Recently, a new approach referred to as magnetic resonance navigation (MRN) has been proposed to steer and track in real time endovascular magnetic carriers in deep tissues to target areas of interest [15], [16], [17], [18], and restrain the systemic carrier distribution. MRN is achieved with a clinical magnetic resonance imaging (MRI) scanner upgraded with an insert of steering coils [18], [19]. The scanner allows tracking the carrier during MRN along a pre-planned trajectory. The magnetic field (1.5 T or higher) of the system enables saturation magnetization (Ms) of ferromagnetic materials throughout the body [15], [17]. Hence, the problem of weaker magnetic field in deep tissues observed with external magnet can be overcome. A magnetic gradient is generated to steer the carrier in a particular direction. Since a clinical MRI scanner generates a 40-mT m⁻¹ gradient, only millimeter-scale carriers can be piloted [15], [19]. To achieve MRN of micrometer-scale carriers for therapeutic purposes, steering coils generating a gradient up to 400-mT m⁻¹ are needed [16], [18], [19]. Moreover, the successful application of MRN is relying on several medical [16] and MRN parameters such as magnitude of the steering magnetic gradient [18], Ms and diameter of the carrier [17], blood vessel properties (flow velocity and diameter) [16], [20] and injection site position (Fig. 1A).

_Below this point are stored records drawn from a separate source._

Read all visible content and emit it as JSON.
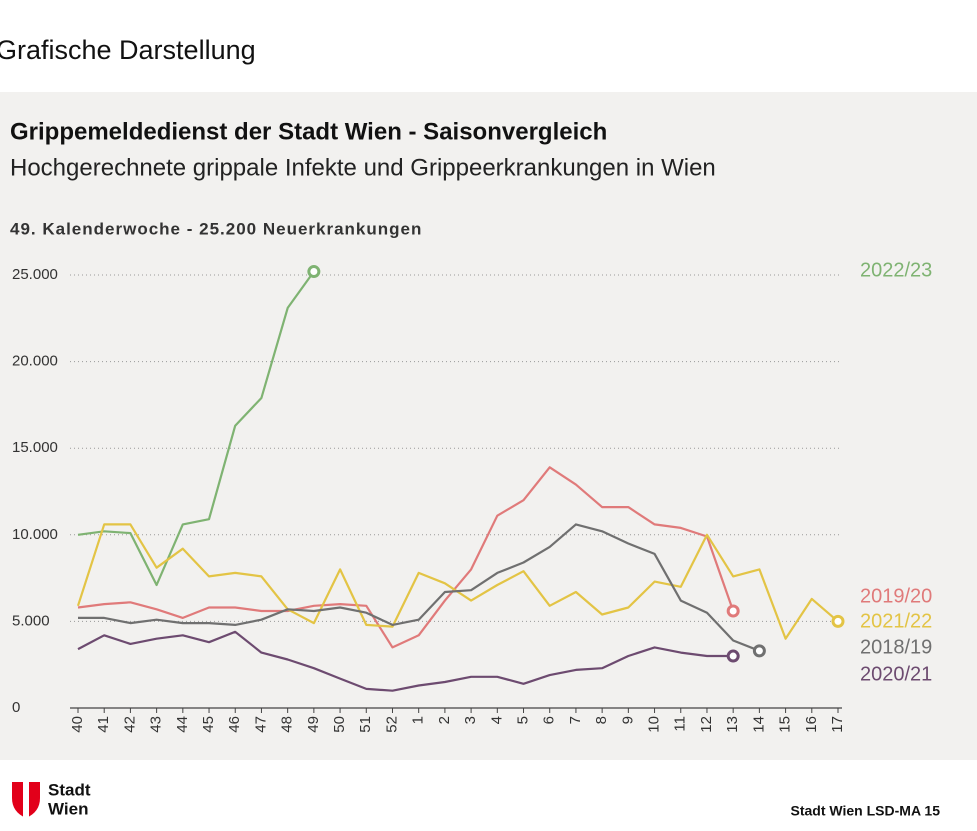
{
  "page": {
    "heading": "Grafische Darstellung",
    "logo": [
      "Stadt",
      "Wien"
    ],
    "footer": "Stadt Wien LSD-MA 15"
  },
  "chart_data": {
    "type": "line",
    "title": "Grippemeldedienst der Stadt Wien - Saisonvergleich",
    "subtitle": "Hochgerechnete grippale Infekte und Grippeerkrankungen in Wien",
    "annotation": "49. Kalenderwoche - 25.200 Neuerkrankungen",
    "categories": [
      "40",
      "41",
      "42",
      "43",
      "44",
      "45",
      "46",
      "47",
      "48",
      "49",
      "50",
      "51",
      "52",
      "1",
      "2",
      "3",
      "4",
      "5",
      "6",
      "7",
      "8",
      "9",
      "10",
      "11",
      "12",
      "13",
      "14",
      "15",
      "16",
      "17"
    ],
    "ylim": [
      0,
      25000
    ],
    "yticks": [
      0,
      {
        "value": 5000,
        "label": "5.000"
      },
      {
        "value": 10000,
        "label": "10.000"
      },
      {
        "value": 15000,
        "label": "15.000"
      },
      {
        "value": 20000,
        "label": "20.000"
      },
      {
        "value": 25000,
        "label": "25.000"
      }
    ],
    "grid": true,
    "series": [
      {
        "name": "2022/23",
        "color": "#7fb372",
        "values": [
          10000,
          10200,
          10100,
          7100,
          10600,
          10900,
          16300,
          17900,
          23100,
          25200,
          null,
          null,
          null,
          null,
          null,
          null,
          null,
          null,
          null,
          null,
          null,
          null,
          null,
          null,
          null,
          null,
          null,
          null,
          null,
          null
        ]
      },
      {
        "name": "2019/20",
        "color": "#e07a7a",
        "values": [
          5800,
          6000,
          6100,
          5700,
          5200,
          5800,
          5800,
          5600,
          5600,
          5900,
          6000,
          5900,
          3500,
          4200,
          6200,
          8000,
          11100,
          12000,
          13900,
          12900,
          11600,
          11600,
          10600,
          10400,
          9900,
          5600,
          null,
          null,
          null,
          null
        ]
      },
      {
        "name": "2021/22",
        "color": "#e3c445",
        "values": [
          5900,
          10600,
          10600,
          8100,
          9200,
          7600,
          7800,
          7600,
          5700,
          4900,
          8000,
          4800,
          4700,
          7800,
          7200,
          6200,
          7100,
          7900,
          5900,
          6700,
          5400,
          5800,
          7300,
          7000,
          10000,
          7600,
          8000,
          4000,
          6300,
          5000
        ]
      },
      {
        "name": "2018/19",
        "color": "#707070",
        "values": [
          5200,
          5200,
          4900,
          5100,
          4900,
          4900,
          4800,
          5100,
          5700,
          5600,
          5800,
          5500,
          4800,
          5100,
          6700,
          6800,
          7800,
          8400,
          9300,
          10600,
          10200,
          9500,
          8900,
          6200,
          5500,
          3900,
          3300,
          null,
          null,
          null
        ]
      },
      {
        "name": "2020/21",
        "color": "#6d4b70",
        "values": [
          3400,
          4200,
          3700,
          4000,
          4200,
          3800,
          4400,
          3200,
          2800,
          2300,
          1700,
          1100,
          1000,
          1300,
          1500,
          1800,
          1800,
          1400,
          1900,
          2200,
          2300,
          3000,
          3500,
          3200,
          3000,
          3000,
          null,
          null,
          null,
          null
        ]
      }
    ]
  }
}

In this manuscript, the conception and in vivo steering of therapeutic magnetic microcarriers (TMMC) designed for the treatment of hepatocellular carcinoma (HCC) via trans-arterial chemoembolization (TACE) in the hepatic artery (Fig. 1) are reported. HCC remains the third cause of death related to cancer [21]. Improvements in current therapeutic modalities are critically required since treatment of unresectable HCC is associated with a low survival rate [22]. By controlling chemoembolic material distribution, MRN could improve embolization and drug concentration in the tumor area while limiting chemoembolization of healthy blood vessels and the hepatic complications [23], [24], [25] (Fig. 1). The TMMC characteristics such as diameter and drug release profile were based on drug eluting beads (DEB) design. DEB are recognized as promising chemoembolic systems by inducing tumor anoxia due to physical obstruction of blood flow and to the sustained release of a cytotoxic agent (e.g. doxorubicin, DOX) [26], [27], [28], [29]. The TMMC consisted of biodegradable poly(D,L-lactic-co-glycolic acid) (PLGA) microparticles loaded with the antitumor drug and magnetic nanoparticles for steering and tracking (Fig. 1B). In this feasibility study, physiological parameters (of the rabbit) were taken into consideration for designing the TMMC. Our previously published in vitro data [16] indicated that the TMMC mean diameter should be 50 μm to get a distal embolization without extravasation in liver parenchyma and that the microparticles should contain 30% FeCo nanoparticles (w/w) to give adequate Ms for steering (Fig. 1C). FeCo nanoparticles were preferred over iron oxide nanoparticles because of their higher Ms [30] which reduces the magnetic material loading in TMMC [16].